President Maxwell: legal reformer

President Maxwell spoke at Jason Pizer’s book launch the other night. There is no nonsense about him, and no hubris. I liked the way he sorted out Mr He’s case, one which was sufficiently memorable for him to make reference to it in passing in his speech. The President is at pains to cast the Court as a practical and fast court, correcting injustices but not interfering with first instance decision makers for a want of i dotting and t crossing. He does not aspire to a Court writing finely appeal-proofed legal treatises for the delectation of other courts of appeal. Indeed, he is advocating ex tempore judgment giving wherever possible. The President’s speech on the New Court may be found here, the latest practice note on civil appeals here.

The President sees written advocacy as very much on the rise in the Court of Appeal, a way of getting through more hearings more quickly and reducing what he properly regards as the inexcusable delays which have sometimes characterised the Court of Appeal in the past. President Maxwell actually said that justice delayed is justice denied, an admission rarely heard in the formal, public part of our grindingly slow superior court system, but one which practitioners and their clients feel keenly, all the time.

I kind of knew all this, but I was only vaguely aware of the passion with which the President is trying to clean up the archaic and uncertain bits of the law of procedure.

Jason Pizer had presented a paper on the question of ‘What is a question of law?’ for the purposes of the provision which allows appeals to the Supreme Court or Court of Appeal from a VCAT decision, s. 148 of the VCAT Act, 1998. He set out 10 propositions by reference to which a question may be divined to be either a question of fact or a question of law for this purpose. This is what might properly be described in old fashioned language as a nice question. For example, one of Jason’s 10 propositions is:

‘whether the facts, as found, answer a statutory description or satisfy statutory criteria will very frequently be exclusively a question of law. The position is different, however, if the statute uses words according to their common understanding and the question is whether the facts, as found, fall within those words. That question is one of fact.’

An example of the former is whether the applicant was a charitable institution. An example of the latter was whether a particular place was a highway.

If the rule is a rule at all, rather than an ever so elegant solution to an unnecessary puzzle in an exceptionally English game, it is not one of easy application.

As counsel, President Maxwell had argued the case about whether a place was a highway which gave rise to the example. His Honour replied to Jason’s paper.
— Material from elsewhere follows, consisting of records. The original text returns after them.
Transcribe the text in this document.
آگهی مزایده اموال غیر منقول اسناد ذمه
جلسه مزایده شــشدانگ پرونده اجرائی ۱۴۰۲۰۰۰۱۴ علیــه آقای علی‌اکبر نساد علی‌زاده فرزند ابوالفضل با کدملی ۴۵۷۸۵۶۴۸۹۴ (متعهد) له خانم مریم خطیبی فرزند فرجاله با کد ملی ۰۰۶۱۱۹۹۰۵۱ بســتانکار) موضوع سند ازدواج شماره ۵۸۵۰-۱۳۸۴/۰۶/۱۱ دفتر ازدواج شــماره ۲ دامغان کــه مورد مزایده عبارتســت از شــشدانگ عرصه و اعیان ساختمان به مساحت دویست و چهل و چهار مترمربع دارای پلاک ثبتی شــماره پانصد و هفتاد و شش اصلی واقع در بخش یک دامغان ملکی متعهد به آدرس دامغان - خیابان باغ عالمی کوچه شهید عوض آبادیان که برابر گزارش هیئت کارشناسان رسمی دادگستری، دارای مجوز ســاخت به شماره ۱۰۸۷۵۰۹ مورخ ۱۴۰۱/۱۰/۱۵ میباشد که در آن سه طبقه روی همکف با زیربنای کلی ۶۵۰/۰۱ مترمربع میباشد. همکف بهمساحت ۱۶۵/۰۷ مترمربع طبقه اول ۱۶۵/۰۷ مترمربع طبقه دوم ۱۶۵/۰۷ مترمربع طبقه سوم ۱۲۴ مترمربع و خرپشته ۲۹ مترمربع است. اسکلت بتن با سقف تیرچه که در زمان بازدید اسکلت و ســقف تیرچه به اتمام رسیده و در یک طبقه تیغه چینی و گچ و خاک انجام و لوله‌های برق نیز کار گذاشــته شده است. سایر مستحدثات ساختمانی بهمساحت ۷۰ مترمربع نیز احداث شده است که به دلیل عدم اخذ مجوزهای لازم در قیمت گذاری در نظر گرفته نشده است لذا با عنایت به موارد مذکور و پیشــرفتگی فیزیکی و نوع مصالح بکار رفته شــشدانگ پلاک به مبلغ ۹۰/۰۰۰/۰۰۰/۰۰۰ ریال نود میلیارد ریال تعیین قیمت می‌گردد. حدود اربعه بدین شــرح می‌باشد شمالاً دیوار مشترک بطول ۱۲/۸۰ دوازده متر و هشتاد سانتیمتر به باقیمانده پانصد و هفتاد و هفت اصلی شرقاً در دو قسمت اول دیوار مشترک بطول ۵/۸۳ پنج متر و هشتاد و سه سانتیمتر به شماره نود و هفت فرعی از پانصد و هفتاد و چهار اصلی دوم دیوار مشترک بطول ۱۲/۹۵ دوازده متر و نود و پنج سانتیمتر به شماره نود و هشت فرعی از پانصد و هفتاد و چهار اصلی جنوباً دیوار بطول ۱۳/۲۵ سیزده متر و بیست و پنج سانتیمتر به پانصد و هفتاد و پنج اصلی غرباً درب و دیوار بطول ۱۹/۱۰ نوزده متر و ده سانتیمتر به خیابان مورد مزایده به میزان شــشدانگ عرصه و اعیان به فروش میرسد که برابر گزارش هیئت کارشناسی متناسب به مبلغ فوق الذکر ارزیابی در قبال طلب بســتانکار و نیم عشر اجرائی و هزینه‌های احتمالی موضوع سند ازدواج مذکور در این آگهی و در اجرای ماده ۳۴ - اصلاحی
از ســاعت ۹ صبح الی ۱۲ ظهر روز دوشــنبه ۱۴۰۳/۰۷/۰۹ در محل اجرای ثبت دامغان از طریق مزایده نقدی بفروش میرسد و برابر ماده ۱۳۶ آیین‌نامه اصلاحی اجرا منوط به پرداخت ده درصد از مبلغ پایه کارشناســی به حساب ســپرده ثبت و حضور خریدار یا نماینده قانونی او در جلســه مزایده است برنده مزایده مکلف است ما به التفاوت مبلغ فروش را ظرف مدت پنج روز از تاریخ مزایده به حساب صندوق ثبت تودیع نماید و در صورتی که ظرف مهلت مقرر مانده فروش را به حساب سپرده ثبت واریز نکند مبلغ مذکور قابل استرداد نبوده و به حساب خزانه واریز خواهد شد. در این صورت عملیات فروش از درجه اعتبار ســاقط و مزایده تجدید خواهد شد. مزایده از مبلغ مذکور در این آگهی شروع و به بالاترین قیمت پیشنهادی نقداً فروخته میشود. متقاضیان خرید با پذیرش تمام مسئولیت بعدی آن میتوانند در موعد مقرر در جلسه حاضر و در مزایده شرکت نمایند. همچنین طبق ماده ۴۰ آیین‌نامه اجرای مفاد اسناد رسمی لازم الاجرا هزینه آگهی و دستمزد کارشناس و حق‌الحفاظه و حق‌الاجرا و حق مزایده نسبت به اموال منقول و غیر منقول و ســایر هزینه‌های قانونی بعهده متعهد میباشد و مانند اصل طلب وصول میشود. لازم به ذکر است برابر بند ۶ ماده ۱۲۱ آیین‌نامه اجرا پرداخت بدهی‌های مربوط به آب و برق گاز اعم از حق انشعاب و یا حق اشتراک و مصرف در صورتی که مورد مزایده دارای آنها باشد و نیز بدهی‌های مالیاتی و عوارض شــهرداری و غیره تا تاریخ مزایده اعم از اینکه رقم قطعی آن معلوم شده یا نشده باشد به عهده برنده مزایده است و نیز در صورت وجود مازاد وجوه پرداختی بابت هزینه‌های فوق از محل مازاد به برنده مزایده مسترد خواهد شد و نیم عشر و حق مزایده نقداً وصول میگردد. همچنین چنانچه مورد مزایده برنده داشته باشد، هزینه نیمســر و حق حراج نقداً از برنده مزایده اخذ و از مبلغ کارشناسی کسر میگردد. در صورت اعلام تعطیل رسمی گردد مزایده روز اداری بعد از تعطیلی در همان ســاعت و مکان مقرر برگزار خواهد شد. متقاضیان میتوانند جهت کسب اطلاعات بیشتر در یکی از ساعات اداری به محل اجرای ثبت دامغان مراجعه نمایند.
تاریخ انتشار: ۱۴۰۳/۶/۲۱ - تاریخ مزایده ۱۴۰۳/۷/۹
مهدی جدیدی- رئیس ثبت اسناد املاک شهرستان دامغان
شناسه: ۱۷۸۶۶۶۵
He spoke frankly, as no judicial officer I have ever heard before, about his frustration with some of the archaic nonsense (my words, not his) which hovers in the unnecessarily broadly cast writings down of the law. In fact he said that some of the nice points such as the uncertain distinction between a question of law and a question of fact are ‘badges of failure for the whole profession’, and foster the revulsion of the public who see ‘a self-perpetuating clique bent on keeping things as difficult as possible’.

Another example is the test for whether a decision is interlocutory (so leave to appeal to his Court is necessary) or final (so there is a right of appeal without leave), which is a different test from whether an application is interlocutory or final for the purposes of the relaxation of the rule against affidavits made on information and belief. And another is whether an injunction is in substance mandatory or prohibitive, and what consequences follow. His Honour said if things like these need fixing, he will do what he can within the judicial system, and without it, to have them fixed. I look forward to it.

Something of the fury I felt as a law student at the hopelessness of the way our law is written down was reawakened in me and I began to imagine the President infecting the other judges of the Court, and then the profession, with a passion for bright line tests capable of being applied with relative confidence by the ordinary suburban practitioner so that the ponderous processes of the law reform commissions could be bypassed by judges spilling ink in their judicially activist chambers. I began to imagine a set of uniform rules of court which litigants would actually be expected to abide by, and which they in turn could be confident would be applied according to their terms instead of according to some uncertain, unwritten commentary which exists only in the minds of experienced litigators and cannot even be found in Williams. I began to imagine them applying across all decision making tribunals in the country, with modules such as interrogatories which could be adopted or not by particular jurisdictions, or even particular lists within jursidictions, but which would otherwise be applied uniformly.